The following is a story about an airport:
Unsurprisingly, waking up was easier than the waking up for a school day, despite the fact I was waking up three hours earlier. Something about these morning drives were always a little surreal, possibly the overall drowsiness and, by extension, magic of the experience was the reason.
It was a twenty minute drive to the airport, my mom, dad, and I, the car was parked in some distant lot and after a series of buses all swarmed our car like hornets, we found ourselves aboard one with mainly just TSA staff where the driver asked us trivia questions, the answers of which were mostly inaccurate: “What’s the smallest national park?”
My dad, of course, said, “Gateway Arch,” which, was the right answer.
The driver claimed it was a “leprechaun and snail racing area in Portland,” which after further research, is actually just a park, not national. I put on C’est La Key’s Superflat, figuring I’d be done by the time the flight actually started.
There were a dozen citation neededs after various older TSA workers’ (accurate) answers were shut down: the first KFC was in Utah, which the driver classified as being from Corben, Kentucky.
The shuttle got to the airport and we found our way up two escalators, made our way to the baggage check. I was at about track four, the spoken word stuff started. I showed off my temps to some security guard for verification, then tried to efficiently shove the card back in my wallet and the wallet in my drawstring bag; the very act of doing this seemed to really annoy the TSA agent who was running bag inspection or whatever it’s called. I plopped my drawstring in the bucket, took off both my shoes, dropped my phone and MP3 player in, and the TSA lady hissed at me to take off my red jacket covering my black chest-pocketed t-shirt despite how I was already doing that. She then yelled at my mom passive aggressively because my mom asked if she had to take her very thin-soled flip flops off. I walked through the metal detector nervously and raised my hands above my head. None of the false metal-detector positives I’d envisioned in my imagination occurred.

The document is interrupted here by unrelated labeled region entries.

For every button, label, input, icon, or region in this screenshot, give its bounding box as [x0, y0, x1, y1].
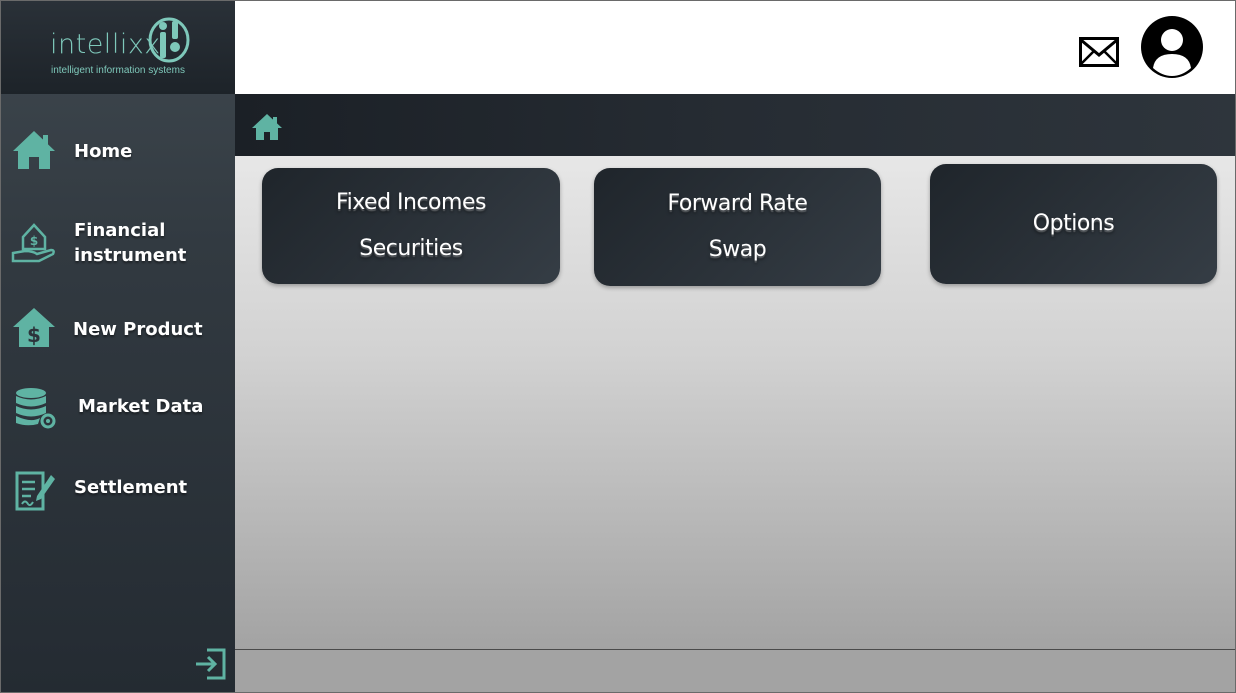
- sidebar: intellixx intelligent information system…: [1, 1, 235, 692]
- home-icon: [13, 131, 55, 169]
- database-gear-icon: [16, 388, 56, 429]
- intellixx-logo-mark-icon: [148, 17, 190, 63]
- sidebar-item-label: Home: [74, 141, 133, 162]
- house-dollar-icon: $: [13, 308, 55, 347]
- tile-forward-rate-swap[interactable]: Forward Rate Swap: [594, 168, 881, 286]
- sidebar-item-settlement[interactable]: Settlement: [1, 459, 235, 519]
- tile-label-line1: Fixed Incomes: [336, 190, 486, 215]
- sidebar-item-market-data[interactable]: Market Data: [1, 377, 235, 437]
- sidebar-item-label: Settlement: [74, 477, 188, 498]
- brand-name: intellixx: [50, 29, 161, 60]
- logo-area: intellixx intelligent information system…: [1, 1, 235, 94]
- svg-text:$: $: [30, 234, 38, 248]
- sidebar-item-label: Market Data: [78, 396, 204, 417]
- user-avatar-icon[interactable]: [1141, 16, 1203, 78]
- hand-money-house-icon: $: [11, 223, 55, 263]
- tile-label-line2: Securities: [359, 236, 463, 261]
- mail-icon[interactable]: [1079, 37, 1119, 67]
- svg-text:$: $: [27, 323, 41, 347]
- breadcrumb: [235, 94, 1235, 156]
- sidebar-item-new-product[interactable]: $ New Product: [1, 299, 235, 359]
- tile-fixed-incomes-securities[interactable]: Fixed Incomes Securities: [262, 168, 560, 284]
- sidebar-item-financial-instrument[interactable]: $ Financial instrument: [1, 211, 235, 275]
- breadcrumb-home-icon[interactable]: [251, 112, 283, 142]
- sidebar-item-label-line1: Financial: [74, 220, 166, 241]
- sidebar-item-label: New Product: [73, 319, 203, 340]
- tile-options[interactable]: Options: [930, 164, 1217, 284]
- tile-label: Options: [1032, 211, 1115, 236]
- document-pen-icon: [15, 471, 55, 511]
- brand-tagline: intelligent information systems: [51, 65, 185, 76]
- logout-icon[interactable]: [193, 647, 227, 681]
- tile-label-line1: Forward Rate: [667, 191, 808, 216]
- app-window: intellixx intelligent information system…: [0, 0, 1236, 693]
- sidebar-item-label-line2: instrument: [74, 245, 187, 266]
- sidebar-item-home[interactable]: Home: [1, 121, 235, 181]
- tile-label-line2: Swap: [708, 237, 767, 262]
- footer: [235, 650, 1235, 692]
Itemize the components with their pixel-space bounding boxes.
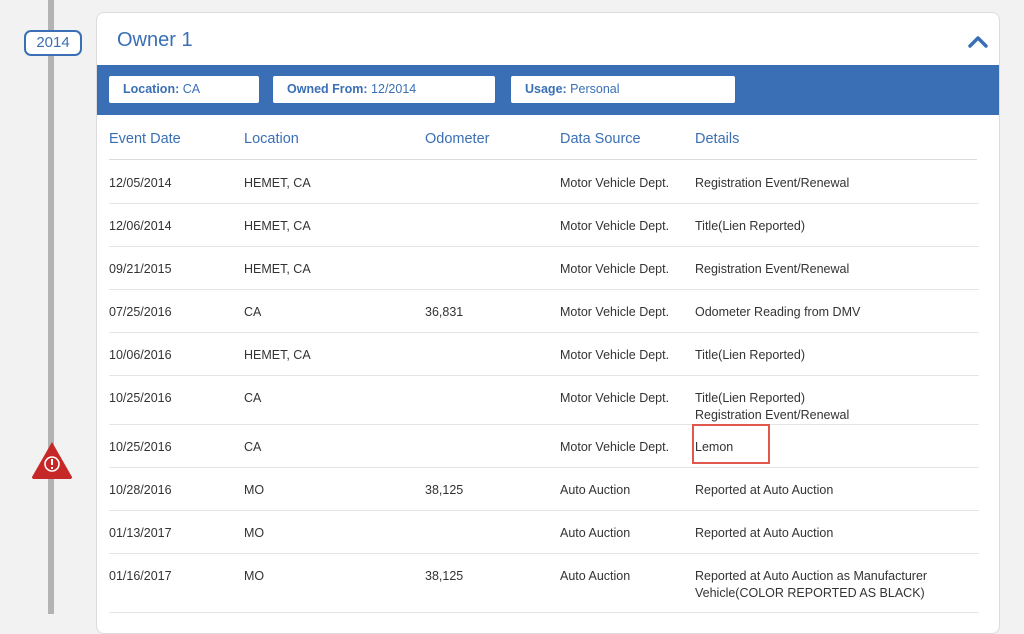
location-label: Location: <box>123 82 180 96</box>
location-cell: HEMET, CA <box>244 262 311 276</box>
details-line: Title(Lien Reported) <box>695 219 806 233</box>
header-location[interactable]: Location <box>244 131 299 147</box>
location-chip: Location: CA <box>109 76 259 103</box>
table-row: 12/06/2014 HEMET, CA Motor Vehicle Dept. Ti… <box>109 204 979 247</box>
event-date-cell: 09/21/2015 <box>109 262 172 276</box>
table-header: Event Date Location Odometer Data Source… <box>97 115 999 163</box>
odometer-cell: 36,831 <box>425 305 464 319</box>
location-cell: HEMET, CA <box>244 219 311 233</box>
details-cell: Reported at Auto Auction <box>695 482 833 499</box>
table-row: 10/28/2016 MO 38,125 Auto Auction Reported a… <box>109 468 979 511</box>
details-line: Title(Lien Reported) <box>695 391 806 405</box>
data-source-cell: Motor Vehicle Dept. <box>560 440 670 454</box>
location-cell: CA <box>244 305 262 319</box>
location-cell: MO <box>244 569 265 583</box>
location-cell: CA <box>244 391 262 405</box>
details-line: Title(Lien Reported) <box>695 348 806 362</box>
table-row: 12/05/2014 HEMET, CA Motor Vehicle Dept. Re… <box>109 161 979 204</box>
data-source-cell: Motor Vehicle Dept. <box>560 262 670 276</box>
table-row: 01/16/2017 MO 38,125 Auto Auction Reported a… <box>109 554 979 613</box>
usage-label: Usage: <box>525 82 567 96</box>
data-source-cell: Motor Vehicle Dept. <box>560 305 670 319</box>
header-divider <box>109 159 977 160</box>
details-cell: Registration Event/Renewal <box>695 261 849 278</box>
alert-warning-icon <box>32 442 72 479</box>
details-cell: Title(Lien Reported) Registration Event/R… <box>695 390 849 424</box>
location-cell: HEMET, CA <box>244 176 311 190</box>
details-line: Odometer Reading from DMV <box>695 305 861 319</box>
event-date-cell: 07/25/2016 <box>109 305 172 319</box>
owner-title: Owner 1 <box>117 29 193 51</box>
details-cell: Registration Event/Renewal <box>695 175 849 192</box>
details-line: Reported at Auto Auction as Manufacturer <box>695 569 928 583</box>
details-line: Reported at Auto Auction <box>695 483 834 497</box>
event-date-cell: 01/13/2017 <box>109 526 172 540</box>
table-row: 10/25/2016 CA Motor Vehicle Dept. Title(Lie… <box>109 376 979 425</box>
usage-chip: Usage: Personal <box>511 76 735 103</box>
details-line: Vehicle(COLOR REPORTED AS BLACK) <box>695 586 925 600</box>
details-line: Registration Event/Renewal <box>695 176 850 190</box>
details-line: Registration Event/Renewal <box>695 408 850 422</box>
details-cell: Reported at Auto Auction <box>695 525 833 542</box>
table-row: 01/13/2017 MO Auto Auction Reported at Auto… <box>109 511 979 554</box>
header-details[interactable]: Details <box>695 131 739 147</box>
table-row: 10/06/2016 HEMET, CA Motor Vehicle Dept. Ti… <box>109 333 979 376</box>
event-date-cell: 01/16/2017 <box>109 569 172 583</box>
data-source-cell: Motor Vehicle Dept. <box>560 219 670 233</box>
owned-from-value: 12/2014 <box>371 82 417 96</box>
owner-card: Owner 1 Location: CA Owned From: 12/2014… <box>96 12 1000 634</box>
data-source-cell: Auto Auction <box>560 526 631 540</box>
details-cell: Odometer Reading from DMV <box>695 304 860 321</box>
timeline-line <box>48 0 54 614</box>
location-value: CA <box>182 82 201 96</box>
event-date-cell: 10/25/2016 <box>109 440 172 454</box>
details-line: Registration Event/Renewal <box>695 262 850 276</box>
odometer-cell: 38,125 <box>425 483 464 497</box>
event-date-cell: 10/28/2016 <box>109 483 172 497</box>
history-table-body: 12/05/2014 HEMET, CA Motor Vehicle Dept. Re… <box>97 161 999 613</box>
table-row: 07/25/2016 CA 36,831 Motor Vehicle Dept. Odo… <box>109 290 979 333</box>
details-cell: Title(Lien Reported) <box>695 347 805 364</box>
event-date-cell: 12/06/2014 <box>109 219 172 233</box>
year-badge: 2014 <box>24 30 82 56</box>
header-event-date[interactable]: Event Date <box>109 131 181 147</box>
event-date-cell: 10/06/2016 <box>109 348 172 362</box>
owner-info-bar: Location: CA Owned From: 12/2014 Usage: … <box>97 65 999 115</box>
header-data-source[interactable]: Data Source <box>560 131 641 147</box>
data-source-cell: Motor Vehicle Dept. <box>560 348 670 362</box>
data-source-cell: Auto Auction <box>560 483 631 497</box>
lemon-highlight-box <box>692 424 770 464</box>
location-cell: MO <box>244 483 265 497</box>
event-date-cell: 12/05/2014 <box>109 176 172 190</box>
event-date-cell: 10/25/2016 <box>109 391 172 405</box>
details-cell: Reported at Auto Auction as Manufacturer… <box>695 568 927 602</box>
usage-value: Personal <box>570 82 620 96</box>
table-row: 09/21/2015 HEMET, CA Motor Vehicle Dept. Re… <box>109 247 979 290</box>
details-cell: Title(Lien Reported) <box>695 218 805 235</box>
location-cell: CA <box>244 440 262 454</box>
chevron-up-icon[interactable] <box>967 31 989 53</box>
location-cell: HEMET, CA <box>244 348 311 362</box>
data-source-cell: Motor Vehicle Dept. <box>560 176 670 190</box>
location-cell: MO <box>244 526 265 540</box>
data-source-cell: Auto Auction <box>560 569 631 583</box>
data-source-cell: Motor Vehicle Dept. <box>560 391 670 405</box>
odometer-cell: 38,125 <box>425 569 464 583</box>
owned-from-chip: Owned From: 12/2014 <box>273 76 495 103</box>
details-line: Reported at Auto Auction <box>695 526 834 540</box>
table-row: 10/25/2016 CA Motor Vehicle Dept. Lemon <box>109 424 979 468</box>
owned-from-label: Owned From: <box>287 82 368 96</box>
header-odometer[interactable]: Odometer <box>425 131 489 147</box>
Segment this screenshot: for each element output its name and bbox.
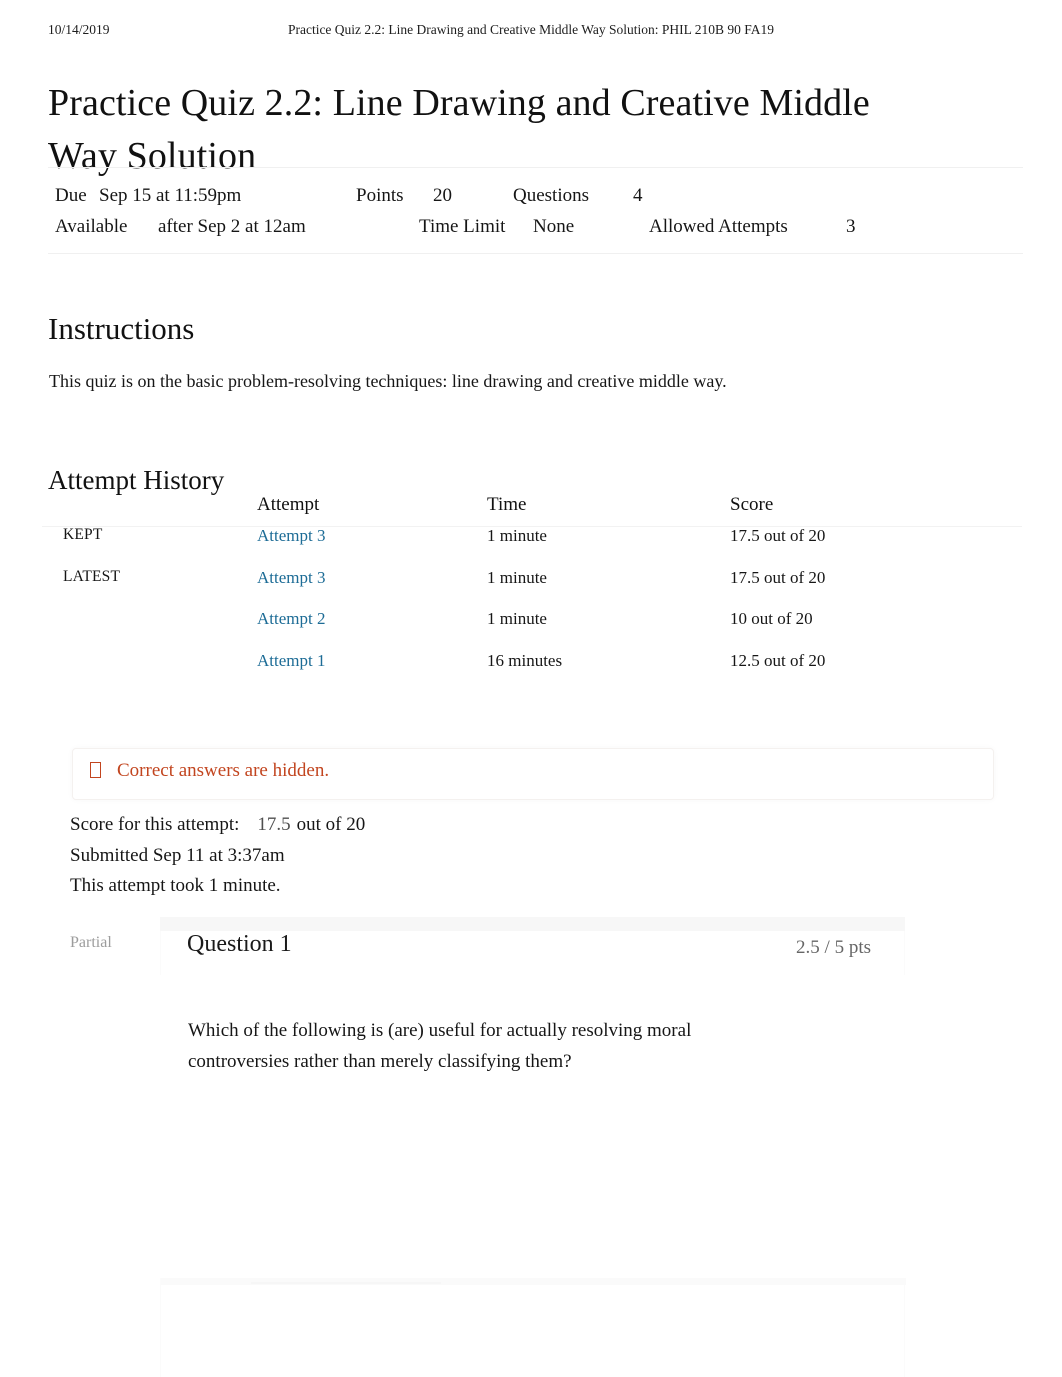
attempt-duration: This attempt took 1 minute. [70, 875, 281, 896]
meta-divider-top [48, 167, 1023, 168]
available-value: after Sep 2 at 12am [158, 216, 306, 237]
attempt-score-line: Score for this attempt: 17.5 out of 20 [70, 810, 365, 841]
attempt-link[interactable]: Attempt 1 [257, 651, 325, 671]
attempt-time: 1 minute [487, 609, 547, 628]
attempt-score: 12.5 out of 20 [730, 650, 826, 670]
table-row: KEPT Attempt 3 1 minute 17.5 out of 20 [42, 526, 1022, 568]
attempt-score-suffix: out of 20 [296, 814, 366, 835]
time-limit-value: None [533, 216, 575, 237]
available-label: Available [55, 216, 128, 237]
attempt-summary: Score for this attempt: 17.5 out of 20 Sub… [70, 810, 365, 902]
instructions-body: This quiz is on the basic problem-resolv… [49, 371, 727, 391]
quiz-meta-row-2: Available after Sep 2 at 12am Time Limit… [55, 211, 1015, 242]
time-limit-label: Time Limit [419, 216, 506, 237]
table-row: LATEST Attempt 3 1 minute 17.5 out of 20 [42, 568, 1022, 610]
hidden-answers-notice-text: Correct answers are hidden. [117, 760, 330, 781]
attempt-flag: KEPT [63, 526, 103, 543]
print-header: 10/14/2019 Practice Quiz 2.2: Line Drawi… [0, 22, 1062, 42]
questions-value: 4 [633, 185, 643, 206]
questions-label: Questions [513, 185, 589, 206]
question-title: Question 1 [187, 931, 292, 957]
meta-divider-bottom [48, 253, 1023, 254]
attempt-submitted: Submitted Sep 11 at 3:37am [70, 844, 285, 866]
instructions-heading: Instructions [48, 310, 195, 346]
quiz-meta: Due Sep 15 at 11:59pm Points 20 Question… [55, 180, 1015, 242]
allowed-attempts-label: Allowed Attempts [649, 216, 788, 237]
quiz-results-page: 10/14/2019 Practice Quiz 2.2: Line Drawi… [0, 0, 1062, 1377]
due-label: Due [55, 185, 87, 206]
attempt-time: 16 minutes [487, 650, 563, 670]
attempt-link[interactable]: Attempt 3 [257, 526, 325, 546]
attempt-link[interactable]: Attempt 2 [257, 609, 325, 629]
due-value: Sep 15 at 11:59pm [99, 185, 242, 206]
attempt-score-label: Score for this attempt: [70, 814, 240, 835]
table-row: Attempt 1 16 minutes 12.5 out of 20 [42, 651, 1022, 693]
attempt-score-value: 17.5 [257, 814, 291, 835]
column-header-score: Score [730, 494, 774, 515]
attempt-history-heading: Attempt History [48, 465, 225, 496]
table-header-row: Attempt Time Score [42, 494, 1022, 527]
status-badge: Partial [70, 934, 112, 951]
table-row: Attempt 2 1 minute 10 out of 20 [42, 609, 1022, 651]
answer-container-inner-rule [251, 1282, 441, 1284]
warning-box-icon [90, 762, 101, 778]
column-header-attempt: Attempt [257, 494, 320, 515]
print-page-title: Practice Quiz 2.2: Line Drawing and Crea… [287, 22, 775, 37]
hidden-answers-notice: Correct answers are hidden. [72, 748, 994, 800]
attempt-score: 17.5 out of 20 [730, 526, 826, 545]
attempt-link[interactable]: Attempt 3 [257, 568, 325, 588]
quiz-meta-row-1: Due Sep 15 at 11:59pm Points 20 Question… [55, 180, 1015, 211]
attempt-time: 1 minute [487, 567, 547, 587]
allowed-attempts-value: 3 [846, 216, 856, 237]
attempt-flag: LATEST [63, 567, 121, 585]
column-header-time: Time [487, 494, 527, 515]
attempt-history-table: Attempt Time Score KEPT Attempt 3 1 minu… [42, 494, 1022, 692]
points-label: Points [356, 185, 404, 206]
question-points: 2.5 / 5 pts [796, 937, 871, 958]
attempt-score: 17.5 out of 20 [730, 567, 826, 587]
points-value: 20 [433, 185, 452, 206]
attempt-score: 10 out of 20 [730, 609, 813, 628]
answer-container-outline [160, 1278, 906, 1377]
attempt-time: 1 minute [487, 526, 547, 545]
question-text: Which of the following is (are) useful f… [188, 1020, 692, 1072]
question-header-band [160, 917, 905, 931]
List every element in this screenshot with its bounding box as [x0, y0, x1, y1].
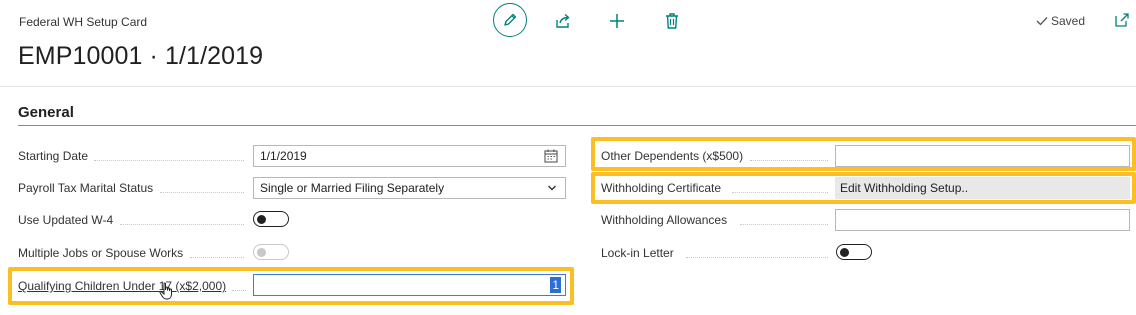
leader-dots	[686, 257, 828, 258]
withholding-certificate-label: Withholding Certificate	[601, 181, 722, 195]
marital-status-value: Single or Married Filing Separately	[260, 181, 445, 195]
qualifying-children-label[interactable]: Qualifying Children Under 17 (x$2,000)	[18, 279, 226, 293]
check-icon	[1036, 17, 1048, 26]
leader-dots	[94, 160, 244, 161]
other-dependents-input[interactable]	[835, 145, 1130, 167]
multiple-jobs-label: Multiple Jobs or Spouse Works	[18, 246, 184, 260]
starting-date-label: Starting Date	[18, 149, 89, 163]
leader-dots	[232, 290, 246, 291]
toggle-knob	[257, 247, 266, 257]
hand-cursor-icon	[159, 282, 172, 300]
leader-dots	[190, 257, 244, 258]
share-button[interactable]	[553, 11, 573, 31]
saved-label: Saved	[1051, 14, 1086, 28]
use-updated-w4-label: Use Updated W-4	[18, 213, 114, 227]
qualifying-children-value: 1	[550, 277, 561, 293]
toggle-knob	[257, 214, 266, 224]
page-title: EMP10001 · 1/1/2019	[18, 42, 264, 70]
saved-status: Saved	[1036, 14, 1085, 28]
marital-status-label: Payroll Tax Marital Status	[18, 181, 154, 195]
withholding-allowances-input[interactable]	[835, 209, 1130, 231]
header-divider	[0, 86, 1136, 87]
popout-button[interactable]	[1114, 12, 1130, 28]
qualifying-children-input[interactable]: 1	[253, 274, 566, 296]
delete-icon	[666, 13, 678, 29]
lockin-letter-toggle[interactable]	[836, 244, 872, 260]
delete-button[interactable]	[662, 11, 682, 31]
popout-icon	[1115, 13, 1129, 27]
share-icon	[556, 13, 570, 28]
add-icon	[610, 14, 624, 28]
edit-button[interactable]	[493, 3, 527, 37]
chevron-down-icon	[548, 185, 556, 191]
new-button[interactable]	[607, 11, 627, 31]
lockin-letter-label: Lock-in Letter	[601, 246, 674, 260]
leader-dots	[120, 224, 244, 225]
starting-date-field[interactable]: 1/1/2019	[253, 145, 566, 167]
section-divider	[18, 125, 1136, 126]
toggle-knob	[840, 247, 849, 257]
edit-icon	[504, 13, 517, 26]
card-type-label: Federal WH Setup Card	[19, 15, 148, 29]
multiple-jobs-toggle[interactable]	[253, 244, 289, 260]
marital-status-select[interactable]: Single or Married Filing Separately	[253, 177, 566, 199]
use-updated-w4-toggle[interactable]	[253, 211, 289, 227]
section-title-general: General	[18, 104, 74, 121]
starting-date-value: 1/1/2019	[260, 149, 307, 163]
leader-dots	[160, 192, 244, 193]
other-dependents-label: Other Dependents (x$500)	[601, 149, 744, 163]
calendar-icon[interactable]	[544, 149, 558, 163]
leader-dots	[740, 224, 828, 225]
withholding-allowances-label: Withholding Allowances	[601, 213, 728, 227]
edit-withholding-setup-link[interactable]: Edit Withholding Setup..	[835, 177, 1130, 199]
leader-dots	[750, 160, 828, 161]
leader-dots	[732, 192, 828, 193]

It was a short trip to the flight terminal. We made it near just in time to stand in line behind a girl who seemed unable to acknowledge her mother’s existence.
We entered the plane. I sat next to two relatively normal girls who slept the whole time, tucked my drawstring under the seat in front of me, and had a hard time keeping my eyes open, staring at the K-dramas being watched on an old woman in front of me’s iPad. Half of it was its female protagonist changing into an
outfit and then stroking the male protagonist’s face, then the old lady would furiously skip the next three minutes of the show through aggressive skip five second taps, only to watch the girl change into a different outfit and stroke the guy’s face again. Lots of face stroking is the point. At that moment, the plane was about to leave. I heard, “I’m unafraaaaaid… I’m unafraaaaid… here’s where I’ll stay…” it was The Window Pt. 2.
The album was ending and on the last song I shut my eyes, not getting any sleep. I opened them when a woman with refreshments was driving a little cart around. The ginger ale cost money so I just got a water.